Present in the Mundane

“Try to get me mama!” my four year old yells as he runs through the clean clothes piled all over the bedroom floor. Balled socks are his favorite, but he’s happy to avoid any projectile I throw into the sorting piles.

Making laundry into an obstacle course wasn’t a conscious decision, but it sure has made things more fun. It started simply. I was trying to get my son to help me sort. He used to love it. It was one of those things, early on, that helped him feel confident and capable. He was big. He could recognize which clothes belonged to which family member. But that was a couple of years ago. The novelty has long since worn off.

I would have been happy with him just staying in the same room and not knocking over the folded towels, maybe telling me a story or soliciting me to tell him one. But as I sat in the center of the mounds and threw a pair of sweatpants into one pile and a wash cloth into another, Cavanaugh started running through.

Sorting turns much more interesting with a wildly giggling child running through the towels, his clothes, my clothes, and the cloth napkins. It takes a little longer this way and it’s a lot noisier but sorting and putting away the clothes has somehow turned into quality time for us.

One of the things about being divorced is that there’s not another parent here to play with while the other one does the repetitive, time-consuming, and not so fun tasks. Finding a way that Cavanaugh and I can make a game of out the mundane household tasks means it doesn’t have to be work for either one of us.

Grocery shopping has gotten a lot more fun lately too. Since he’s still small enough to sit in the shopping cart, he’s at perfect eye level with me as we navigate the aisles. We play kissing games where he says, “Try to kiss me Mama!” then darts his head to the other side as I try to kiss him. If I manage to land a smooch on his cheeks, he wipes off my kiss and I say, “Oh man,” in utter disappointment. Hilarious.

Even helping him put on a shirt has turned into play. I look through the neck hole when I hold it up for him to put his head through. Why is this funny? He’d have to tell you. The thing all of these games have in common though is that we’re just being present with one another. We look into each other’s eyes. Crossing things off my to-do list has never been so much fun.

What’s your favorite or least favorite chore to try to get done when you’re with your kids?

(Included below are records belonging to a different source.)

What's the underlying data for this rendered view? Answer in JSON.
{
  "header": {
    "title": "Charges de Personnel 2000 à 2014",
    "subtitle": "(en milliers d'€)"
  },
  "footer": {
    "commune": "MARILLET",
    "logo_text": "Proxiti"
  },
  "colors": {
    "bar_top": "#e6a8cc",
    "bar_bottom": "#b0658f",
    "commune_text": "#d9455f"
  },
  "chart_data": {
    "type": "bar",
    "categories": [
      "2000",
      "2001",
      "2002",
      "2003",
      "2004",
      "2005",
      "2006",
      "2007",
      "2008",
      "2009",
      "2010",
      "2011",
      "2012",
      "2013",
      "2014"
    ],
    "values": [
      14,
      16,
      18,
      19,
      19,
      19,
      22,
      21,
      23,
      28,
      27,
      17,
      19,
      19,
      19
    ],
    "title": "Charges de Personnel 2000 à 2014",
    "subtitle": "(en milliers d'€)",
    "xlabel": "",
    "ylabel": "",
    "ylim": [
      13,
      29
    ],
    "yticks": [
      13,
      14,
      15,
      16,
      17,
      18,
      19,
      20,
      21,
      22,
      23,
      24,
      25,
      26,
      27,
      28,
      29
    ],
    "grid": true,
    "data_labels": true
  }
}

Why?

Author: Sonya Feher

Sonya Fehér is mama to Cavanaugh True. She is the leader of the S. Austin chapter of API and is a professional organizer with spaceWise Organizing where she helps individuals and families create space for how they want to live.

8 thoughts on “Present in the Mundane”

  1. Lol at “I would have been happy with him just staying in the same room and not knocking over the folded towels.” Sounds like my life.

    My son recently turned three, and that means that most things still take longer when I have his ‘help’. The ones I am enjoying more with him are
    1) sorting laundry (which mostly involves dumping dirty clothes on his head)
    2) grocery shopping (lots of opportunity to talk or not talk, with him happily contained in the grocery cart)
    3) making snacks, like brownies or pudding. My little guy is a big fan of the dump ‘n stir recipes.
    Other things that are fun, but not really chores, are library visits and building train tracks.

    Least favourite? Definitely anything involving the computer. He has his own agenda for my attention, not to mention the use of the mouse and keyboard… 😉

    1. I parallel your enjoyments. My fave is shopping (after having the cart war now that she wants to walk around the store). My partner’s is cooking and baking together, especially pancakes and waffles. 3 year olds are great fun.

  2. Cute! I’m home alone the majority of the days/evenings with my 15 month old daughter. We love to do all those little things to – although for right now it still is a novelty to her.

    What a great reminder to live in the present.

  3. Because all of our cleaning supplies are vinegar, water, and baking soda, my daughter takes a very active role. She will ask me out of the blue if she can clean something, and she goes under the sink and gets out the spray bottle and a cloth and cleans the front of the cabinets, the dishwasher, the fridge…she longs for the day when she is bigger and she can take it to the next level and clean the windows (I won’t let her do those by herself yet as I like to get them a little more streak-free than her 2 1/2 year old fine motor will let her).

    1. Our daughter has just in the past two weeks found a love of washing dishes. This is bittersweet. Sweet because of the obvious interest in doing a task not noticed before and in helping the family. Bitter because we don’t use plastic anything and floors are tile, and I worry about her fine motor skills in keeping the glass from sliding off the counter in her excitement. Any thoughts?